Editoriaux - Manifestations - 2 mai 2019

Philippe Martinez, victime collatérale du retour à l’ordre républicain

Fait marquant des manifestations du 1er Mai à Paris, Son « Éminence » Philippe Martinez, secrétaire général de la CGT, a dû pendant un instant être exfiltré de son cortège, suite à une intervention des forces de l’ordre. Noyauté par des Blacks Blocs, les militants de la centrale syndicale qui participaient à ce rassemblement, ainsi que leur leader, ont en effet été copieusement arrosés de gaz lacrymogène.

C’est donc en direction des forces de l’ordre et du ministre de l’Intérieur que la vindicte de Martinez s’est abattue. En ce qui concerne les premiers, rien de bien nouveau. La centrale syndicale s’était, dans ce domaine, déjà distinguée en 2016, à l’occasion des manifestations contre la loi El Khomri, en diffusant des affiches diffamatoires envers les policiers. Sur l’un de ces placards infamants, il était possible de voir un insigne et une matraque symbolisant les CRS, sur fond d’une large flaque de sang. La mention « La police doit protéger ses citoyens et non les frapper » ne laissait aucun doute quant aux intentions du syndicaliste. Sur une autre, un ourson en peluche au pieds d’un CRS faisait clairement de ces derniers des tueurs d’enfants. À noter qu’à cette époque, aucune plainte en diffamation n’avait été déposée par le ministre de l’Intérieur en place, un certain Bernard Cazeneuve.

Cette fois-ci, la prise à partie de Christophe Castaner peut cependant surprendre. Rappelons-nous que Martinez, au nom de la CGT, avait soutenu Macron lors de l’élection présidentielle de 2017. Il avait même souhaité que ce dernier fasse « le score le plus élevé possible ». C’est donc avec le soutien sans équivoque de la CGT que Macron est arrivé au pouvoir. Monsieur Martinez ferait bien de s’en souvenir. D’autant que si ses propos envers la police ont été largement relayés par les médias, personne ne l’a entendu mettre en cause les violences inadmissibles et répétées des casseurs qui sévissent maintenant depuis plusieurs années.

En cela, rien de bien étonnant, puisque le même silence s’était imposé en 2016 à l’égard des mêmes casseurs.

Mais au-delà de ce qui peut apparaître comme anecdotique, il s’avère que cet épisode révèle deux faits marquants.

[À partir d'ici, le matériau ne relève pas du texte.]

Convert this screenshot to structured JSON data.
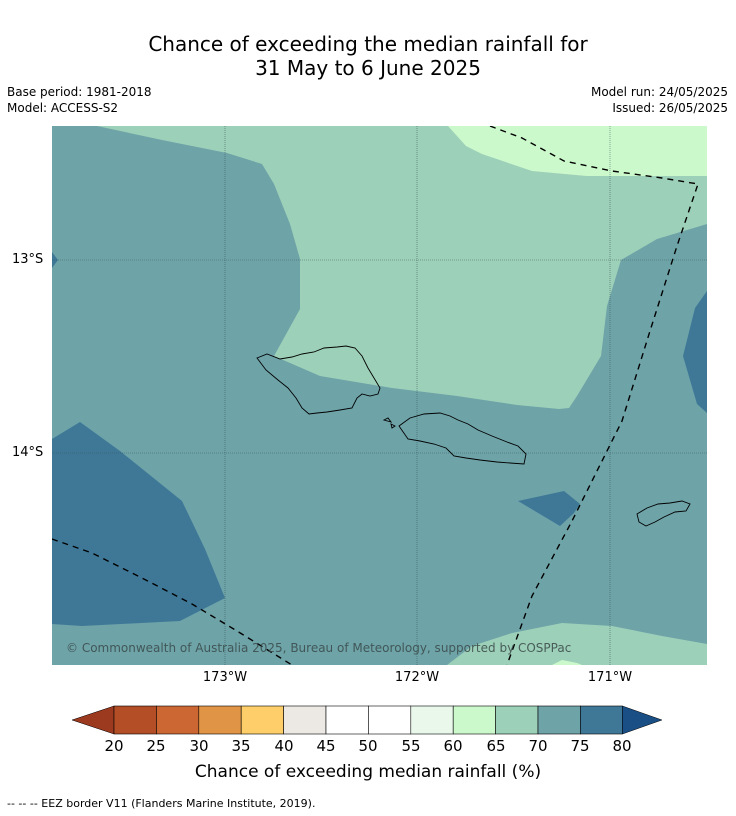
{
  "title": {
    "line1": "Chance of exceeding the median rainfall for",
    "line2": "31 May to 6 June 2025"
  },
  "meta": {
    "base_period": "Base period: 1981-2018",
    "model": "Model: ACCESS-S2",
    "model_run": "Model run: 24/05/2025",
    "issued": "Issued: 26/05/2025"
  },
  "map": {
    "lat_labels": [
      "13°S",
      "14°S"
    ],
    "lon_labels": [
      "173°W",
      "172°W",
      "171°W"
    ],
    "copyright": "© Commonwealth of Australia 2025, Bureau of Meteorology, supported by COSPPac",
    "colors": {
      "band_70_75": "#6ea3a8",
      "band_65_70": "#9dd0b8",
      "band_60_65": "#ccf9cc",
      "band_75_80": "#3f7897",
      "land_outline": "#000000"
    }
  },
  "colorbar": {
    "ticks": [
      "20",
      "25",
      "30",
      "35",
      "40",
      "45",
      "50",
      "55",
      "60",
      "65",
      "70",
      "75",
      "80"
    ],
    "colors": [
      "#9c3a1f",
      "#b34e27",
      "#cc6632",
      "#e09546",
      "#fdce6a",
      "#ece8e4",
      "#ffffff",
      "#ffffff",
      "#e9f8ea",
      "#ccf9cc",
      "#9dd0b8",
      "#6ea3a8",
      "#3f7897",
      "#1a4f86"
    ],
    "label": "Chance of exceeding median rainfall (%)"
  },
  "footer": "--  --  -- EEZ border V11 (Flanders Marine Institute, 2019)."
}
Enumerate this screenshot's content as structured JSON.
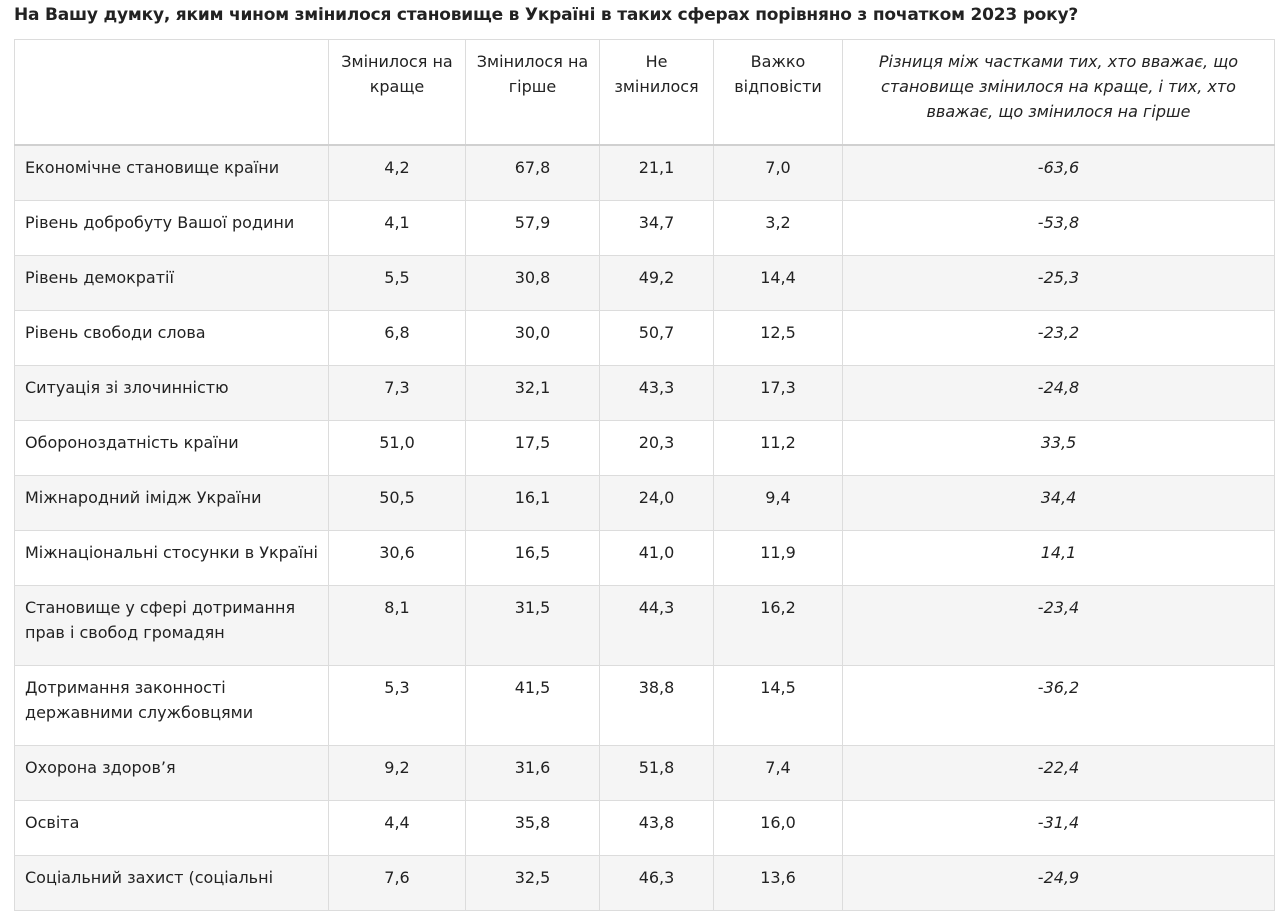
{
  "title": "На Вашу думку, яким чином змінилося становище в Україні в таких сферах порівняно з початком 2023 року?",
  "table": {
    "header": [
      "Змінилося на краще",
      "Змінилося на гірше",
      "Не змінилося",
      "Важко відповісти",
      "Різниця між частками тих, хто вважає, що становище змінилося на краще, і тих, хто вважає, що змінилося на гірше"
    ],
    "rows": [
      [
        "Економічне становище країни",
        "4,2",
        "67,8",
        "21,1",
        "7,0",
        "-63,6"
      ],
      [
        "Рівень добробуту Вашої родини",
        "4,1",
        "57,9",
        "34,7",
        "3,2",
        "-53,8"
      ],
      [
        "Рівень демократії",
        "5,5",
        "30,8",
        "49,2",
        "14,4",
        "-25,3"
      ],
      [
        "Рівень свободи слова",
        "6,8",
        "30,0",
        "50,7",
        "12,5",
        "-23,2"
      ],
      [
        "Ситуація зі злочинністю",
        "7,3",
        "32,1",
        "43,3",
        "17,3",
        "-24,8"
      ],
      [
        "Обороноздатність країни",
        "51,0",
        "17,5",
        "20,3",
        "11,2",
        "33,5"
      ],
      [
        "Міжнародний імідж України",
        "50,5",
        "16,1",
        "24,0",
        "9,4",
        "34,4"
      ],
      [
        "Міжнаціональні стосунки в Україні",
        "30,6",
        "16,5",
        "41,0",
        "11,9",
        "14,1"
      ],
      [
        "Становище у сфері дотримання прав і свобод громадян",
        "8,1",
        "31,5",
        "44,3",
        "16,2",
        "-23,4"
      ],
      [
        "Дотримання законності державними службовцями",
        "5,3",
        "41,5",
        "38,8",
        "14,5",
        "-36,2"
      ],
      [
        "Охорона здоров’я",
        "9,2",
        "31,6",
        "51,8",
        "7,4",
        "-22,4"
      ],
      [
        "Освіта",
        "4,4",
        "35,8",
        "43,8",
        "16,0",
        "-31,4"
      ],
      [
        "Соціальний захист (соціальні",
        "7,6",
        "32,5",
        "46,3",
        "13,6",
        "-24,9"
      ]
    ]
  }
}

Le premier consiste dans la confirmation que les syndicats dits « traditionnels » n’ont plus, aujourd’hui, le contrôle de la rue. Ils ont été habitués, durant des décennies, à parader dans les rues de Paris et de province à l’occasion d’une fête, celle du travail – d’ailleurs remise au goût du jour par le maréchal Pétain sous l’appellation de « Fête du Travail et de la Concorde sociale » en 1941 avant d’être officialisée comme jour chômé en 1947. Or, cette année 2019 marquera l’histoire de ce fait social comment étant celle de l’éviction des syndicats de la rue. Déjà fortement malmenés dans les entreprises et, d’une manière générale, au sein du monde du travail où les taux de syndicalisation n’ont jamais été aussi bas – à peine 11 % -, c’est désormais dans la rue que leur légitimité est contestée.

Deuxième leçon à tirer de cette version 2019 du 1er mai : la mutation opérée en matière tactique dans la conduite des opérations de maintien de l’ordre. Après des années où la politique du « non-contact » entre manifestants et forces de l’ordre s’était imposée, permettant ainsi de limiter fortement les risques de blessures graves de part et d’autre, nous assistons, maintenant, à une mise en œuvre de la « tolérance zéro » appliquée à l’ordre public. Et sans doute la déclaration du député Fauvergue (LREM) selon laquelle il serait temps d’oublier « l’affaire Malik Oussekine » n’est-elle, en réalité, que le feu vert donné à une répression systématique qui ne se cache désormais plus.